Ragsdale's main conjecture was the following. Assume that an algebraic curve of degree 2k contains p even and n odd ovals, then Ragsdale conjectured that

p ≤ 3k(k-1)/2 + 1
n ≤ 3k(k-1)/2.

She also posed the inequality

| 2(p-n)-1 | ≤ 3k2 - 3k +1,

(which was later proved by Petrovskii) and showed that this inequality cannot be improved.

Ragsdale taught for several years after completing her degree, and was eventually coaxed back to North Carolina in 1911 to accept a position in the mathematics department at Woman's College in Greensboro (now known as the University of North Carolina at Greensboro). She remained there for many years, and was the department's head from 1926-28.

Her effect on her department and college was profound. The college bought a telescope at her insistence. She convinced the math department to introduce the study of statistics into the curriculum. According to her colleagues:

She took her work as a teacher by no means as routine but seriously. Never tolerant of slipshod work or of bluffing, she was yet patient with the slow and immature.

and again,

She was a fine scholar and a fine woman; no student could fail to recognize those two facts, neither could she fail to see that her professor was making absolutely no effort to impress her with them.

Ragsdale retired from teaching in 1928 in order to care for her mother's health. Upon her mother's death, she built a beautiful house on the edge of the Guilford College campus, where she spent her remaining years gardening, working with furniture, and researching her family's genealogy. It is historically curious to remark that Virginia Ragsdale descended from Godfrey Ragsdale, an early settler of the Jamestown colony.
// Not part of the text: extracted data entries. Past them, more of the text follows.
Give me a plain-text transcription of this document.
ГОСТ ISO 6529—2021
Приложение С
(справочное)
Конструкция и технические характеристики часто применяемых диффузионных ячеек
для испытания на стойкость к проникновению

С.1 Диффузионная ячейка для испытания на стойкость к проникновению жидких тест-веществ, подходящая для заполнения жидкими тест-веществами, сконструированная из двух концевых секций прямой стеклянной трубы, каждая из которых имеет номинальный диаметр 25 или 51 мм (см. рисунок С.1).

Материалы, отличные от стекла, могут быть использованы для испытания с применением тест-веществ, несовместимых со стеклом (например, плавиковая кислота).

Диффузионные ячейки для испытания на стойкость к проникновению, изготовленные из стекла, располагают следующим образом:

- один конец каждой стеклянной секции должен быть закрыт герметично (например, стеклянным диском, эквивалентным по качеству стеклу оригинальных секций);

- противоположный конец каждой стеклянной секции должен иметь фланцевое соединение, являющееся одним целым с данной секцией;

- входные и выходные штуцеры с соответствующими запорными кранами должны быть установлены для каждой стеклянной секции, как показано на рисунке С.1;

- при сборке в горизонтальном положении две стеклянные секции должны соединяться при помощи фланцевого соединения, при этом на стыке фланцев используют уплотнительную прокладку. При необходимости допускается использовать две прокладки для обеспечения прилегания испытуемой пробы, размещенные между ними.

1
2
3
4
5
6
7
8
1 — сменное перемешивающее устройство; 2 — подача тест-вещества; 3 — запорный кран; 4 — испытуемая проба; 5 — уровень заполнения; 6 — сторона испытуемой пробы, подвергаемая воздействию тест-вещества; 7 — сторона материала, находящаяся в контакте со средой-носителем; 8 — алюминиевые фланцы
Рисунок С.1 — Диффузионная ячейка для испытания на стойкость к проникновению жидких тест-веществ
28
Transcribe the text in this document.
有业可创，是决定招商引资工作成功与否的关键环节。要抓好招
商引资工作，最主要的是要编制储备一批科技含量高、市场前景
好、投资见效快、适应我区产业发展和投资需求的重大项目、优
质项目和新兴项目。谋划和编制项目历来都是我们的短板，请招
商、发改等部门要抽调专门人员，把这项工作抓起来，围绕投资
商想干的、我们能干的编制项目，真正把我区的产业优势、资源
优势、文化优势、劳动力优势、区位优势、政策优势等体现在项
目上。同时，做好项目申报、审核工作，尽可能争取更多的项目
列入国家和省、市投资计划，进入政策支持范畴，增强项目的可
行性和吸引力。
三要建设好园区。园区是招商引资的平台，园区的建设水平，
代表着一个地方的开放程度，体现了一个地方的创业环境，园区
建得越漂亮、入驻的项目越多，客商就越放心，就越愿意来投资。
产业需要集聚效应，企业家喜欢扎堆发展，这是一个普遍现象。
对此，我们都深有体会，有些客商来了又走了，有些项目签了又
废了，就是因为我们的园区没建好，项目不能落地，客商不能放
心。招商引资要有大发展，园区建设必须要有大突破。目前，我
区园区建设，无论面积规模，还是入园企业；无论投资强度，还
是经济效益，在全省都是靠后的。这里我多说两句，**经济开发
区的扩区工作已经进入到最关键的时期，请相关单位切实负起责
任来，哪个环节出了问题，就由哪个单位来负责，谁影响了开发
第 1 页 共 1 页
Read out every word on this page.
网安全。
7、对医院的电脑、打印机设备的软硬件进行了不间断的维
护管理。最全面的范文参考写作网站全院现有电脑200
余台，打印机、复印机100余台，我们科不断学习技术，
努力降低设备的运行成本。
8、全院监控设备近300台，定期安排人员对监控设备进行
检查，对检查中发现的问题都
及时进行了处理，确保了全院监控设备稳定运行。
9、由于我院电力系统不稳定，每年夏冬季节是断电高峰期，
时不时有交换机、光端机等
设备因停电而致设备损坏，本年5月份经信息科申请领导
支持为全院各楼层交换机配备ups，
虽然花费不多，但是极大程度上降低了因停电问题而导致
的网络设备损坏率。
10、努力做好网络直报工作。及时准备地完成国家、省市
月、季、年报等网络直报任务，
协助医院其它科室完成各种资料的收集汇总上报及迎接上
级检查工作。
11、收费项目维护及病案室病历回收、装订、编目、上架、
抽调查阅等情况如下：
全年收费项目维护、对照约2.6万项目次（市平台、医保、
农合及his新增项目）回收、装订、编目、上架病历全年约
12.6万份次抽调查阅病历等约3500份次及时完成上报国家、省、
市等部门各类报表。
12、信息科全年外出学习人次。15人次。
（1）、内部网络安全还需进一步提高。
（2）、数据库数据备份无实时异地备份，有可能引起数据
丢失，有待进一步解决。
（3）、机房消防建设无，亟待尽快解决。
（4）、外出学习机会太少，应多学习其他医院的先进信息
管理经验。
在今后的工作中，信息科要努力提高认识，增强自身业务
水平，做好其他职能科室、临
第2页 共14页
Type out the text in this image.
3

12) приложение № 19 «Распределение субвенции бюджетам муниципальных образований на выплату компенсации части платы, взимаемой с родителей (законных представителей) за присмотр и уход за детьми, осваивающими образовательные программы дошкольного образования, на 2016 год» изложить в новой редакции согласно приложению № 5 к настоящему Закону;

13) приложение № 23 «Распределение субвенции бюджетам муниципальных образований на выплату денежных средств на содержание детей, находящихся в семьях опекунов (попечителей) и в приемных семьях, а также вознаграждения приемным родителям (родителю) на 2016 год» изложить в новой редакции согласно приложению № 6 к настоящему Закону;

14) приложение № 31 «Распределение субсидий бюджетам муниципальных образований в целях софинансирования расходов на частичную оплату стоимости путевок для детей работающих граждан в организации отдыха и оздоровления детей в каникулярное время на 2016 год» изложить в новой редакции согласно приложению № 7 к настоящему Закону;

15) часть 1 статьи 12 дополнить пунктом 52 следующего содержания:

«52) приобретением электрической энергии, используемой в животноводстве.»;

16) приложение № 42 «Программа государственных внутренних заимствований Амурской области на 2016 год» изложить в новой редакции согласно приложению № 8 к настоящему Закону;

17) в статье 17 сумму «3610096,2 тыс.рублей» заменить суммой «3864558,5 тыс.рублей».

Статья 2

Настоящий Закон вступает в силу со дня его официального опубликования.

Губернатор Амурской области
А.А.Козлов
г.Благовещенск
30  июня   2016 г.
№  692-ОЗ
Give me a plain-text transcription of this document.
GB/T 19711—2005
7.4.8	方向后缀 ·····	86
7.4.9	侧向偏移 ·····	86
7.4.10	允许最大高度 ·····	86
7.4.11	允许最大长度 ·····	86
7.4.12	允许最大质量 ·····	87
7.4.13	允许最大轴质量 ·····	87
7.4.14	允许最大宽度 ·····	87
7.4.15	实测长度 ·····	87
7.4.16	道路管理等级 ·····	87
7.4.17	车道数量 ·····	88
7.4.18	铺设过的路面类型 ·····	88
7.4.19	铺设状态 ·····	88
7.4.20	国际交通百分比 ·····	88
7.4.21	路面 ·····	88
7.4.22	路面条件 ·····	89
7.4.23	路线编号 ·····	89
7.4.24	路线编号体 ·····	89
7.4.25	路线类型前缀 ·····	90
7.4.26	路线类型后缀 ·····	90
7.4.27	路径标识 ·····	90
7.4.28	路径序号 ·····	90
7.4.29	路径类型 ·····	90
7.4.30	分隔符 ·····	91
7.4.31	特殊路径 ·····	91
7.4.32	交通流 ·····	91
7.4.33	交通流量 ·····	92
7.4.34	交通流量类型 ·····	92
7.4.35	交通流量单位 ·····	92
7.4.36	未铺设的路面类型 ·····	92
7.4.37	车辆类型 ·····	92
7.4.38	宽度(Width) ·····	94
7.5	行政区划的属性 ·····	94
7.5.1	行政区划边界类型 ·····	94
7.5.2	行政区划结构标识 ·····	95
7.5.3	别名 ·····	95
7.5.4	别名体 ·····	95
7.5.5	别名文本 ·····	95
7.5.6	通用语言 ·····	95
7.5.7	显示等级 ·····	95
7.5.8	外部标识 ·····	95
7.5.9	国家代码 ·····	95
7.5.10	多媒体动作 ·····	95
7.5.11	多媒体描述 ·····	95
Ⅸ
Jamestown was periodically raided by a native-American tribe led by Opecancanough, the uncle of Pocahontas (yes, the famous Pocahontas). During a raid in 1644, Godfrey and his wife were killed, but managed to hide their infant son, Godfrey, Jr., who was later rescued and raised by a neighbor. It is through this surviving infant, that Virginia descended.

Upon her death, she bequeathed her beautiful house to Guilford College. Over the subsequent years, it housed many faculty, alumni, and visitors, until it was decided in 1965 that the house would be the home of the college's president. It remains so to this day.


The information in this article is taken from an obituary published in the Alumni Journal of Guilford College, December 1945, and from a memorial address given at Woman's College (now the University of North Carolina at Greensboro). Both of these articles refer to an autobiographical account of Ragsdale's life that she wrote for her nieces. The historical account of Ragsdale's genealogy is taken from the article "How the Jamestown Massacre of April, 1644 Brought the Ragsdale House to Guilford," by Herbert Poole. The photograph is from the archives of Guilford College.